In the city of Middelburg, you are surrounded by over 1 100 monumental buildings. The most notable of these monuments is the former city hall, now our main university building, but there is much more to see. What about the Abbey Square and the Lange Jan (the eleventh highest church tower in the country) the Oostkerk (one of the few circular churches ever built), or the Kuiperspoort (the most beautiful street in the city, which has been used in several Dutch movies)? There is plenty to see and do in and around Middelburg, and it is guaranteed that you will not have seen every one of its charms once you graduate.
Next to all the sights, there are also lots of options to inspire students. Take a look at one of the exhibitions the Vleeshal Center for Contemporary Art organizes. Conveniently located in the Gothic Town Hall of which the other side is reserved for classrooms, the Vleeshal is easy to reach and changes their exhibitions regularly.
For those with more musical needs, Middelburg has a pop podium called De Spot, which has many concerts and activities. Students also regularly perform during Open Mic nights, or other events. Take in a performance in the Schouwburg Middelburg or the Zeeuwse Concertzaal with their extensive offerings. For a unique experience, check out Popronde, where musicians from across the country perform in bars in Middelburg once a year.

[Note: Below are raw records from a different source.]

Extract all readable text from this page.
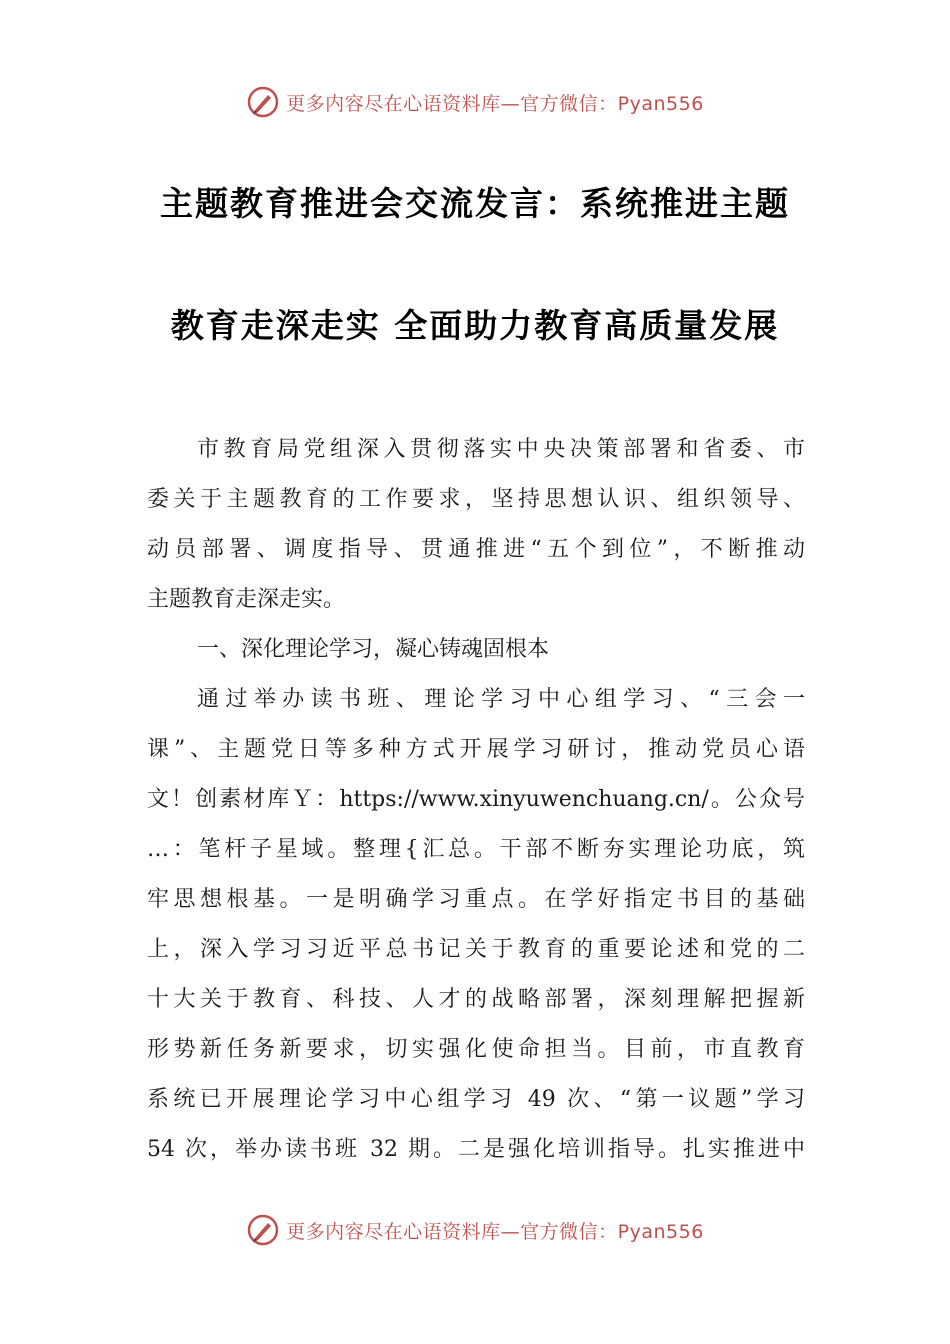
更多内容尽在心语资料库—官方微信：Pyan556
主题教育推进会交流发言：系统推进主题
教育走深走实 全面助力教育高质量发展
市教育局党组深入贯彻落实中央决策部署和省委、市
委关于主题教育的工作要求，坚持思想认识、组织领导、
动员部署、调度指导、贯通推进“五个到位”，不断推动
主题教育走深走实。
一、深化理论学习，凝心铸魂固根本
通过举办读书班、理论学习中心组学习、“三会一
课”、主题党日等多种方式开展学习研讨，推动党员心语
文！创素材库Ｙ：https://www.xinyuwenchuang.cn/。公众号
…：笔杆子星域。整理{汇总。干部不断夯实理论功底，筑
牢思想根基。一是明确学习重点。在学好指定书目的基础
上，深入学习习近平总书记关于教育的重要论述和党的二
十大关于教育、科技、人才的战略部署，深刻理解把握新
形势新任务新要求，切实强化使命担当。目前，市直教育
系统已开展理论学习中心组学习 49 次、“第一议题”学习
54 次，举办读书班 32 期。二是强化培训指导。扎实推进中
更多内容尽在心语资料库—官方微信：Pyan556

For those with more eclectic tastes, every first Sunday of the month, artists open their doors for the Art & Culture Route, in which over 30 galleries, workplaces, and museums open their doors to everyone. There are many tours like this during the summer in Zeeland, where you can also explore the rest of the province.

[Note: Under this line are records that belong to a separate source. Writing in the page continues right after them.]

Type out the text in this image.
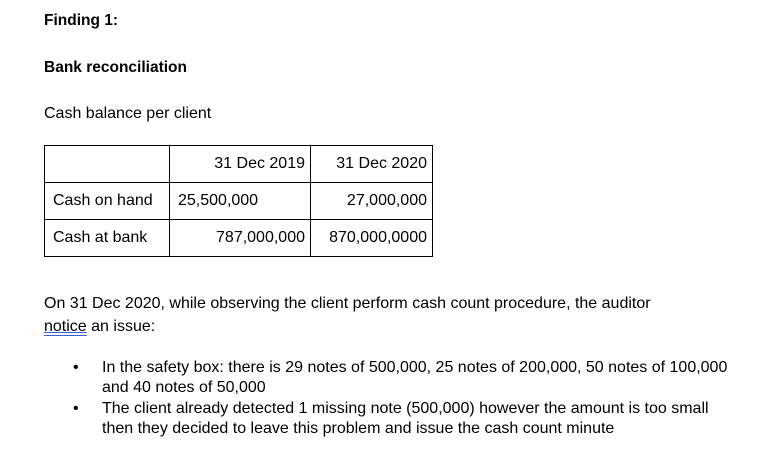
Finding 1:
Bank reconciliation
Cash balance per client
	31 Dec 2019	31 Dec 2020
Cash on hand	25,500,000	27,000,000
Cash at bank	787,000,000	870,000,0000
On 31 Dec 2020, while observing the client perform cash count procedure, the auditor
notice an issue:
• In the safety box: there is 29 notes of 500,000, 25 notes of 200,000, 50 notes of 100,000 and 40 notes of 50,000
• The client already detected 1 missing note (500,000) however the amount is too small then they decided to leave this problem and issue the cash count minute
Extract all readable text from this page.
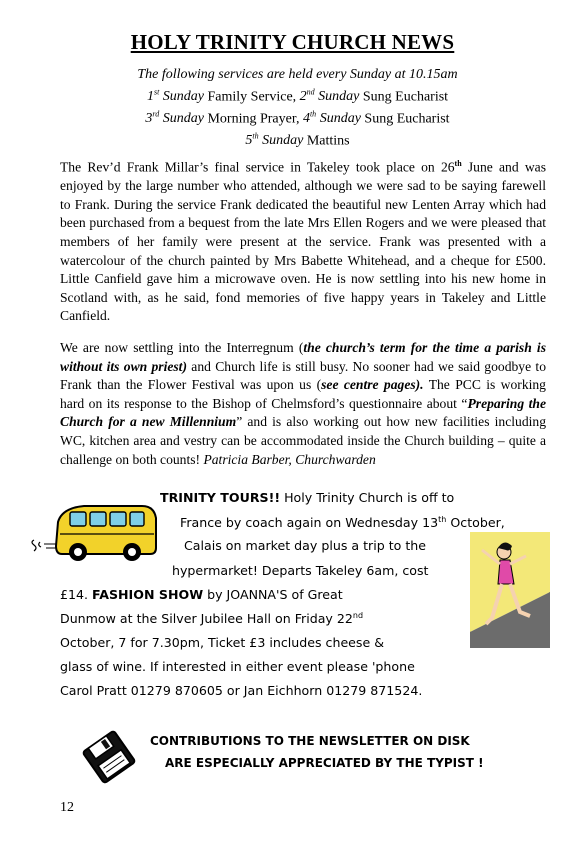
HOLY TRINITY CHURCH NEWS
The following services are held every Sunday at 10.15am
1st Sunday Family Service, 2nd Sunday Sung Eucharist
3rd Sunday Morning Prayer, 4th Sunday Sung Eucharist
5th Sunday Mattins
The Rev’d Frank Millar’s final service in Takeley took place on 26th June and was enjoyed by the large number who attended, although we were sad to be saying farewell to Frank. During the service Frank dedicated the beautiful new Lenten Array which had been purchased from a bequest from the late Mrs Ellen Rogers and we were pleased that members of her family were present at the service. Frank was presented with a watercolour of the church painted by Mrs Babette Whitehead, and a cheque for £500. Little Canfield gave him a microwave oven. He is now settling into his new home in Scotland with, as he said, fond memories of five happy years in Takeley and Little Canfield.
We are now settling into the Interregnum (the church’s term for the time a parish is without its own priest) and Church life is still busy. No sooner had we said goodbye to Frank than the Flower Festival was upon us (see centre pages). The PCC is working hard on its response to the Bishop of Chelmsford’s questionnaire about “Preparing the Church for a new Millennium” and is also working out how new facilities including WC, kitchen area and vestry can be accommodated inside the Church building – quite a challenge on both counts! Patricia Barber, Churchwarden
TRINITY TOURS!! Holy Trinity Church is off to
France by coach again on Wednesday 13th October,
Calais on market day plus a trip to the
hypermarket! Departs Takeley 6am, cost
£14. FASHION SHOW by JOANNA'S of Great
Dunmow at the Silver Jubilee Hall on Friday 22nd
October, 7 for 7.30pm, Ticket £3 includes cheese &
glass of wine. If interested in either event please 'phone
Carol Pratt 01279 870605 or Jan Eichhorn 01279 871524.
CONTRIBUTIONS TO THE NEWSLETTER ON DISK
ARE ESPECIALLY APPRECIATED BY THE TYPIST !
12
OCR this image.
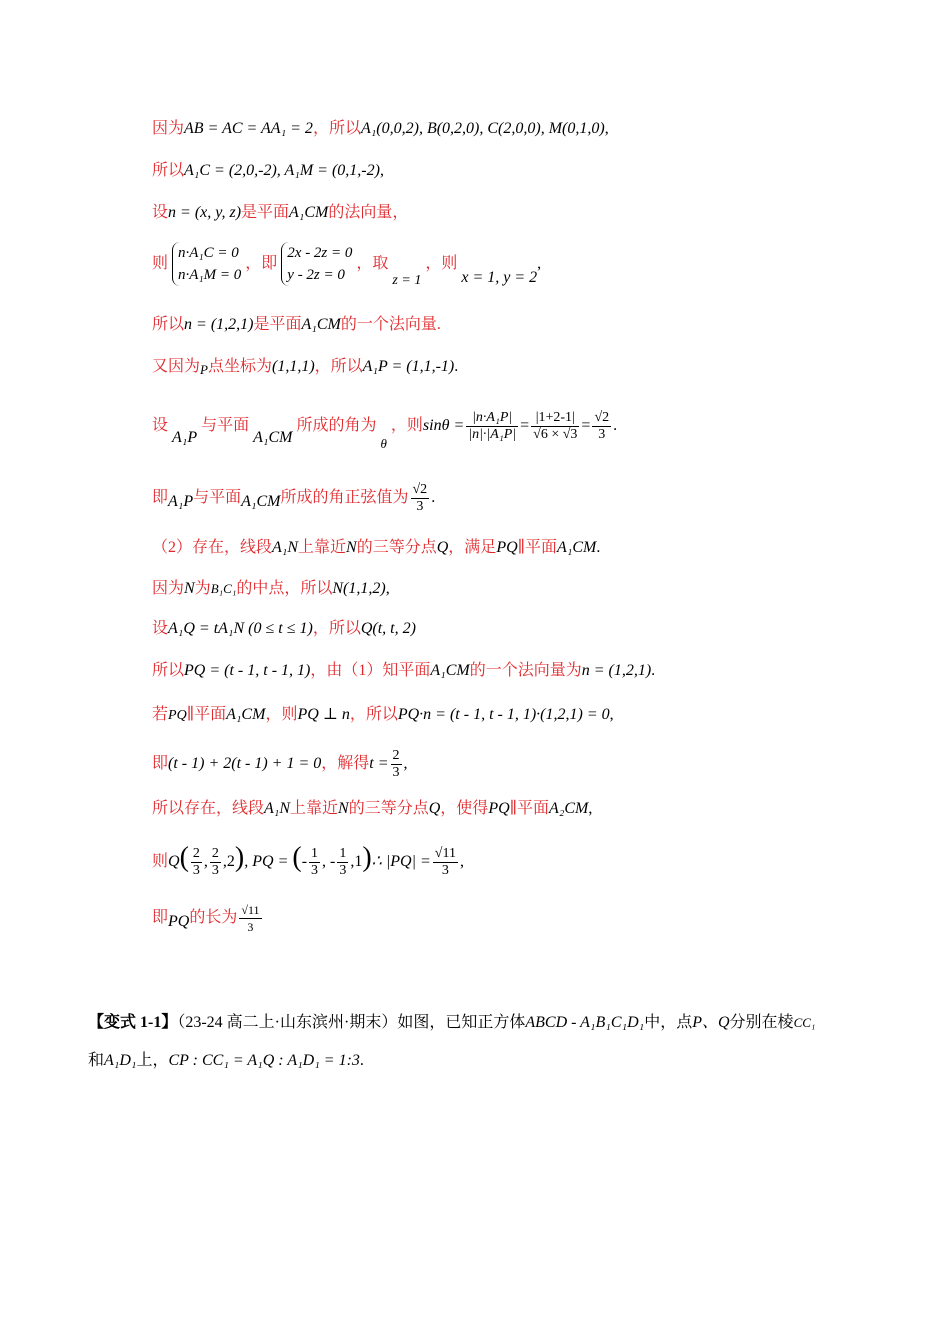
因为AB = AC = AA₁ = 2，所以A₁(0,0,2), B(0,2,0), C(2,0,0), M(0,1,0),
所以A₁C = (2,0,-2), A₁M = (0,1,-2),
设n = (x, y, z)是平面A₁CM的法向量，
则
n·A₁C = 0
n·A₁M = 0
，即
2x - 2z = 0
y - 2z = 0
，取 z = 1 ，则 x = 1, y = 2,
所以n = (1,2,1)是平面A₁CM的一个法向量.
又因为P点坐标为(1,1,1)，所以A₁P = (1,1,-1).
设 A₁P 与平面 A₁CM 所成的角为 $_\theta$ ，则$\sin\theta = \frac{\text{|n·A₁P|}}{\text{|n|·|A₁P|}} = \frac{|1+2-1|}{√6 \times √3} = \frac{√2}{3}$ .
即A₁P与平面A₁CM所成的角正弦值为 $\frac{√2}{3}$ .
（2）存在，线段A₁N上靠近N的三等分点Q，满足PQ∥平面A₁CM.
因为N为B₁C₁的中点，所以N(1,1,2),
设A₁Q = tA₁N (0 ≤ t ≤ 1)，所以Q(t, t, 2)
所以PQ = (t - 1, t - 1, 1)，由（1）知平面A₁CM的一个法向量为n = (1,2,1).
若PQ∥平面A₁CM，则PQ ⊥ n，所以PQ·n = (t - 1, t - 1, 1)·(1,2,1) = 0,
即(t - 1) + 2(t - 1) + 1 = 0，解得$t = \frac{2}{3}$ ,
所以存在，线段A₁N上靠近N的三等分点Q，使得PQ∥平面A₂CM,
则$Q( \frac{2}{3}$ , $\frac{2}{3} ,2$), PQ = (- $\frac{1}{3}$ , - $\frac{1}{3}$ ,1)∴ $|PQ| = \frac{√11}{3}$ ,
即PQ的长为 $\frac{√11}{3}$
【变式 1-1】（23-24 高二上·山东滨州·期末）如图，已知正方体ABCD - A₁B₁C₁D₁中，点P、Q分别在棱CC₁
和A₁D₁上，CP : CC₁ = A₁Q : A₁D₁ = 1:3.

With just under 400 000 inhabitants, Zeeland is the least populous of the 12 provinces of the Netherlands. It makes up for that with the many tourists who come to visit the province that has most sunshine hours and beaches in the Netherlands.

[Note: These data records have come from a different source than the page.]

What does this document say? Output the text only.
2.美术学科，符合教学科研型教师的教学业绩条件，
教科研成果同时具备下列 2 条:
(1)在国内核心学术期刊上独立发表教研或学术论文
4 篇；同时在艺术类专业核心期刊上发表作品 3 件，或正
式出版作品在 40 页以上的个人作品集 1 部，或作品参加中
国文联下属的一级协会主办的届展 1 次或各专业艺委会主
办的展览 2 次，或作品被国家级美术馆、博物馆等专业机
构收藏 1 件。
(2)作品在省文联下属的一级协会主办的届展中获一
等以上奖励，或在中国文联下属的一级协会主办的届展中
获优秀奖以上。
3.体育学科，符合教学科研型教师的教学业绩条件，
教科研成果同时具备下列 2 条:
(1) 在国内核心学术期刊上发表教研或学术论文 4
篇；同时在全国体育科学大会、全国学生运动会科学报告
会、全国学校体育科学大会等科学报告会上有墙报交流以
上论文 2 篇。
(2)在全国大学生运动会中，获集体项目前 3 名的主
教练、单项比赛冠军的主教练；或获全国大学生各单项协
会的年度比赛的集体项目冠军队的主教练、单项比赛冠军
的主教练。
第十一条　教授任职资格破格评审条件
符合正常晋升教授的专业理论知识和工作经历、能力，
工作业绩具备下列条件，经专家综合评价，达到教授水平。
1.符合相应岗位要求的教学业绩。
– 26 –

As the name suggests, Zeeland (Sea-land) borders the North Sea. With 490 kilometers of coastline and the fact that a significant part of the province is near or below sea level, Zeeland has always had an intricate relationship with the sea. So much so, that in 1953 it was one of the many parts of the Netherlands and Belgium that were affected by a major flood. The local people, called Zeeuwen, did not give up, and fought back against the water by building dikes and dunes, as well as setting up the Delta works which now protect the province from the North Sea. All of this is illustrated in the slogan Luctor Et Emergo, ‘I struggle and emerge,’ that the Zeeuwen still strongly relate to (and perhaps the students too).
Modern technology, research, and passion have gone into protecting the land from the sea. It is now up to a new generation of scientists, engineers, economists, historians, and many more to determine the future of Zeeland. For now though, the many beaches and bodies of water provide the perfect location for aquatic sports such as rowing, sailing, and surfing. In fact, the UCR Vikings participate in the annual King of the Channel competition, where students and employees of higher education institutions from the region row against each other in a dragon boat race.